Significantly, this development is no longer restricted to the language of elites. It has become firmly entrenched in the context of generational shifts. Americans who are 18-34 years old express the highest unfavorable attitudes towards Israel. This is important, since the opinion held by any particular generation in the US is usually persistent and eventually shapes politics and policymaking.

Moreover, the more extensive international polls further underscore the shift. In Europe, parts of Asia, and the developing world, negative attitudes toward Israel now prevail in the popular perception in many nations, indicative of the overall deterioration of the image of Israel in the international arena. Although this attitude varies to some extent, the key point is the rising role of humanitarian considerations in public attitudes.

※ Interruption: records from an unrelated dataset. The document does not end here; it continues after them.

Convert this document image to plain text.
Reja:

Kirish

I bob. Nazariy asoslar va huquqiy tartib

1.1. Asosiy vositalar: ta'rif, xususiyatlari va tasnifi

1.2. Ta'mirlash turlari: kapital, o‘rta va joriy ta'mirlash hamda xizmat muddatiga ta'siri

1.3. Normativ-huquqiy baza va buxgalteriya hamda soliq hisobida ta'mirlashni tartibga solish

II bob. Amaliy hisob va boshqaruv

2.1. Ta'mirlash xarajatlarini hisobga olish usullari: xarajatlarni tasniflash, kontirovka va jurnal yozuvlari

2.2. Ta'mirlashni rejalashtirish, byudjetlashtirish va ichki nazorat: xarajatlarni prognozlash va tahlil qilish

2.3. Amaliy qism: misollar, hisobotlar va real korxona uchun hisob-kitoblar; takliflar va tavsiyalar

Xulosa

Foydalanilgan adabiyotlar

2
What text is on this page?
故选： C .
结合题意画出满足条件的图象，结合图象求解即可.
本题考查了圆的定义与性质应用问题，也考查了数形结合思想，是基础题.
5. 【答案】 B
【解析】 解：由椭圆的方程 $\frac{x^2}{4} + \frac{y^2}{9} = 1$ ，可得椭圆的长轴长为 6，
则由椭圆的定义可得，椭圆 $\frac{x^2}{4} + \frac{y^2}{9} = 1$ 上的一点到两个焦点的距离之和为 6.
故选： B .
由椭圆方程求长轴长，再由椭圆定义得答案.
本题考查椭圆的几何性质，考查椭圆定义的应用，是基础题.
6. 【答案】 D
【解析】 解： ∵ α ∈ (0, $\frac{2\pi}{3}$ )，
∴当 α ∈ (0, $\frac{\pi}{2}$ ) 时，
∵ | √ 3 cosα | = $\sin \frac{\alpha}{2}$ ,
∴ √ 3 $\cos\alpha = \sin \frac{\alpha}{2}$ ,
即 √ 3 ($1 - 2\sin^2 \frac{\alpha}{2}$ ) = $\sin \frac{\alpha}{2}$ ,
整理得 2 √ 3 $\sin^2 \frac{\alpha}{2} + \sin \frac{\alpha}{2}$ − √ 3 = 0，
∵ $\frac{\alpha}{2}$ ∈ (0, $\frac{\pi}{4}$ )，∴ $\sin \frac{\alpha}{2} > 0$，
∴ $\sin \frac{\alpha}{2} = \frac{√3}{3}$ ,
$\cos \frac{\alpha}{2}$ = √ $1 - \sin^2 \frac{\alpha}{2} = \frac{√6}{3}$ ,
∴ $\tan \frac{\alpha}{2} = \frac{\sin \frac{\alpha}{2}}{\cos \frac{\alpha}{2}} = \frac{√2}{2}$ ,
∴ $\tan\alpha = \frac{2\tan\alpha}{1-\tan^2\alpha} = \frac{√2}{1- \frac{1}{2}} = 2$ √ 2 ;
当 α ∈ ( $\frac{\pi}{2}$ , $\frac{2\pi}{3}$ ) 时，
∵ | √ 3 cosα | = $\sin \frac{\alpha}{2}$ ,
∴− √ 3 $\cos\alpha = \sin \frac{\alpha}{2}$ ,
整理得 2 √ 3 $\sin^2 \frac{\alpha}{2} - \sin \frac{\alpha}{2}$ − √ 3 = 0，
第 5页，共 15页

For Israel, the considerations involved are more strategic than reputational. America is its most significant ally both diplomatically and militarily, but in the end, that relationship is dependent upon legitimacy within the domestic politics of the United States. With the Gaza war increasingly shaping the world conversation, Israel is finally being evaluated less for issues of security and more for issues of proportionality and harm.

While the US government could still provide some kind of formal support network, a consistent disparity between public perception and policy decisions will constrict political space. In democratic politics, there always comes a time when moral perception translates into political reality.

American public opinion thus represents more than mere frustration with any particular war. Rather, it represents a wider evaluation of the balance between military might, protection of civilians, and responsibility in foreign policy decision-making. The Gaza’s destruction in the consciousness of the American public has pushed this evaluation to its peak.

In essence, what Pew found is not just a matter of decreasing favorability, there is a structural change in the way that Israel is perceived within American society. The new generation that is growing up, one that is inundated with information and humanitarian values, cannot disassociate strategic alliance from its human impact.

Whether this leads to a recalibration of US foreign policy remains uncertain. But the direction of public sentiment is clear: Israel’s standing in the United States is no longer anchored in automatic sympathy. It is now subject to scrutiny, debate, and growing conditionality driven by the realities of the Gaza war and its aftermath.